Okay this is exactly what every data science youtuber is saying. do the project, don't spend too much time on learning concepts and etc. "I have learned way more from doing than from actually learning". keep that in mind.

2.1 Labai gold info below

The reason students like to keep rereading their notes or a textbook, is that when they have the book or Google open right in front of them, it provides the illusion that the material is also in their brains. But it's not, because it can be easier to look at the book instead of recalling, students persist in their illusions studying in a way that just isn't very effective. This is a reminder that just wanting to learn the material, and spending a lot of time with it, doesn't guarantee you'll actually learn it. A super helpful way to make sure you're learning and not fooling yourself with illusions of competence, is to test yourself on whatever you're learning. In some sense, that's what recall is actually doing. Allowing you to see whether or not you really grasp an idea. If you make a mistake in what you are doing, it's actually a very good thing. You want to try not to repeat your mistakes, of course, but mistakes are very valuable to make in your little self tests before high stakes real tests. Because they allow you to make repairs and you're thinking flaws bit by bit mistakes help correct your thinking, so that you can learn better and do better.

But here's another tip, recalling material when you are outside your usual place of study can also help you strengthen your grasp of the material. You don't realize it, but when you are learning something new you can often take in subliminal cues for the room and the space around you at the time you were originally learning the material. This can throw you off when you take tests because you often take tests in a room that's different from the room you were learning in. By recalling and thinking about the material when you are in various physical environment, you become independent of the cues from any one given location.

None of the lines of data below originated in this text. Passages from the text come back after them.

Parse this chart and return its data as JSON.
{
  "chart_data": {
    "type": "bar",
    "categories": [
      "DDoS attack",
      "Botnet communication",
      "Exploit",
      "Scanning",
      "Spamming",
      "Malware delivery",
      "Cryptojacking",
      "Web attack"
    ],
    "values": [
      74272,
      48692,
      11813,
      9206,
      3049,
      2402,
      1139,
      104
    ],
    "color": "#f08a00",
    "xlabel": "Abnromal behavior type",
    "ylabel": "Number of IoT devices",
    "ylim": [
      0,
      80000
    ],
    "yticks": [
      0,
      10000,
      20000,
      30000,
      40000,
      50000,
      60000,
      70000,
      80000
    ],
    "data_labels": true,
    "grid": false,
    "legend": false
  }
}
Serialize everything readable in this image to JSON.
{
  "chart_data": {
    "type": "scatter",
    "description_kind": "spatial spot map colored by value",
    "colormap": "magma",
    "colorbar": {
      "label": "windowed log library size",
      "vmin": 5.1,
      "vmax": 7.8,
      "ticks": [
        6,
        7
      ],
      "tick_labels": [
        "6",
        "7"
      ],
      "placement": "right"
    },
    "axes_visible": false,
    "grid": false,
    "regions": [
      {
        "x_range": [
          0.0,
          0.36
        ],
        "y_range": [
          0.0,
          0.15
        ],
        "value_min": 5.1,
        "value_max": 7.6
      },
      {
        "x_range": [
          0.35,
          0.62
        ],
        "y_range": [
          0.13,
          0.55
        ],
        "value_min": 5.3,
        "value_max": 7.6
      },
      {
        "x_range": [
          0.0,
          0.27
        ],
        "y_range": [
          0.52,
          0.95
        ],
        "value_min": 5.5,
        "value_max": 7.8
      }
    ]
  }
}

Alright my third pomodoro is over, going to take a little break now and then review, try to recall the material.

"I have cancelled several commitments since this course has started so that I could stay home and take notes on video lectures and do my Pomodoros (on my to do list I write down the number of Pomodoros I am going to apply on each topic instead of a length of minutes or hours, I just like writing '2 pomodoros' ;) And I feel fantastic! Really, there is nothing that has helped my mood, sleep, eating, anxiety, feelings of guilt/shame etc than making small 'process oriented' to do lists for myself and accomplishing them without focus on the actual product. After doing two Pomodoros with a break in-between I feel like I can just keep going, bring it on, bring on more (okay, well it took a few days to get to that level of excitement, but I got there)."